先日ご自分でエンジンを分解されてオーバーホールに挑戦されているという個人の方から質問を受けました。
自分ご自身のエンジンなので、長年使われてスラッジで黒く汚れたクランクシャフトを納得行くまで磨き込んで組みたいが、銅でコートされているコンロッド部分は磨き過ぎると良くないのでしょうかとの事。
結論から言うと磨き込んで銅メッキが無くなっても問題は起こりません。
鋳鉄鋳肌の表面が大幅に削り取られる程迄やると多少の強度変化は起きるかも知れませんが、コンロッドのディテールが変わったりする程でなければ微々たるレベルです。
何故かと言えば、あの銅メッキは、ニードルベアリングが当たるコンロッドの大端部とピストンピンが接触する小端部の摩耗を防止する為に表面硬度を上げる為に浸炭焼き入れを行うのに、それ以外の部分に炭素が侵入して硬度は上がっても脆くなるのを防止する為にマスキングの意味で施されているからです。
接触する部分に硬さは必要ですが、それ以外の場所にはある種の柔らかさを残さないとコンロッドとしては不都合が生じる為です。
マスキングですから浸炭処理の後は不要ではあるのですが、手間をかけてまで除去する必要が無い為、そのままとされています。
ですので、磨いて薄くなっても一部剥がれてもそれが理由でトラブルになる事はありません。
例えばコンロッドの小端部にはオイルが入る様にする為の穴が開けてありますが、加工時のバリの除去の為に研磨されて一部鉄の地が出ていてもそれが強度に関わる事はありません。
ちなみにZ系と同じ組み立て式で、大端部にベアリングの入っている2サイクルやシングルエンジンのクランクの多くが、同じく銅色のメッキが施されていますが、これも同じです。
更に、Z系でコンロッドと同様にマスキング目的で銅メッキを施されているのは、クランクシャフトに取り付けられている、スターターワンウェイギアです。

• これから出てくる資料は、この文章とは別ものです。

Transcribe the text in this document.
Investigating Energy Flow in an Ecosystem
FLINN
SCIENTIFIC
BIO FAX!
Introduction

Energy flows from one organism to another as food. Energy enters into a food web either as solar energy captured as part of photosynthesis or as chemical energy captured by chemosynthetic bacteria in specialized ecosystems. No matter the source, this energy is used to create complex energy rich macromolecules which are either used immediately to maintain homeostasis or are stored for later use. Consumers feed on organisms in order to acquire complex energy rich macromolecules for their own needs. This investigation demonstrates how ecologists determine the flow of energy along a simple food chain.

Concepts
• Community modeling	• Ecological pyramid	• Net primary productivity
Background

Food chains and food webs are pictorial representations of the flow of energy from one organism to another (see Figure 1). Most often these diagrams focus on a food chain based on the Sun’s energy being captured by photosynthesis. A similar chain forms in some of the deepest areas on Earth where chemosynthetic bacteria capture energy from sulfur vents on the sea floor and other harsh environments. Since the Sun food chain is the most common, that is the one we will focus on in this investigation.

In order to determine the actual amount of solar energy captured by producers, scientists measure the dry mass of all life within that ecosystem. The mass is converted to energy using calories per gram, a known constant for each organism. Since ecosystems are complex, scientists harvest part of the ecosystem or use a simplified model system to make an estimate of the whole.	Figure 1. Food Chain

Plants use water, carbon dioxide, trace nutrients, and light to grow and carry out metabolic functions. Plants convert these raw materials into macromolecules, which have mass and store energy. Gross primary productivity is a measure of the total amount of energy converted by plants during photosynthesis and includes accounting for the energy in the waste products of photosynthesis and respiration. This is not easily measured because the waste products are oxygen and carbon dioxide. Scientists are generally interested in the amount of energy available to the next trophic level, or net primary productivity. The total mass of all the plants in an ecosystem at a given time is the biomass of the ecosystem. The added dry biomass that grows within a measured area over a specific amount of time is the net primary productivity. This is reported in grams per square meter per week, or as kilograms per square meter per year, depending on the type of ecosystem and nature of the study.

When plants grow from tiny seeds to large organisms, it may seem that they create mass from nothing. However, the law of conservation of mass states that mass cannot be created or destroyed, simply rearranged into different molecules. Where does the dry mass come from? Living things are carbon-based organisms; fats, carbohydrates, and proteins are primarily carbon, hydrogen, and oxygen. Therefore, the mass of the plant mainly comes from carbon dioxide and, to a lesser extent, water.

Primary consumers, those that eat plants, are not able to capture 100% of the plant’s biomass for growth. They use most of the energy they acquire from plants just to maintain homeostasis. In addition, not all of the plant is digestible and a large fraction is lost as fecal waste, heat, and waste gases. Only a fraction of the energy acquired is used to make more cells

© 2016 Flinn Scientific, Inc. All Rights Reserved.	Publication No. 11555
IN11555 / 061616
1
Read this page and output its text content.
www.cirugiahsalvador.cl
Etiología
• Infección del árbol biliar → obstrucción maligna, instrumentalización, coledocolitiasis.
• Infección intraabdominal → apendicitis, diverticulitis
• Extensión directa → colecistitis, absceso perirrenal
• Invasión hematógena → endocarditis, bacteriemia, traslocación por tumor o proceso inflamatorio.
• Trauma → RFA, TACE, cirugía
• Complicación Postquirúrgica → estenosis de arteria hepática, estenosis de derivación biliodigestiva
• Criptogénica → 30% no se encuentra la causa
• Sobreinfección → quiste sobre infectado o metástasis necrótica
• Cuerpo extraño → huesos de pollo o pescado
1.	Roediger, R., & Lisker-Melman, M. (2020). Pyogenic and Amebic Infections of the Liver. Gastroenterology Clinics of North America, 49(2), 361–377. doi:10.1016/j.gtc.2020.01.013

あのギアも、センターのニードルベアリングが当たる軸部と、ワンウェイクラッチのローラーが線接触する外輪部分を特に表面硬度向上の目的で銅メッキされています。
又、当社でデリバリーしているシリンダースリーブも外周に銅メッキされていますが、あれはあくまで表面の平滑度を高めてブロックとの密着度を向上させ、熱伝導性を向上させる為のものですので、目的が全く異なります。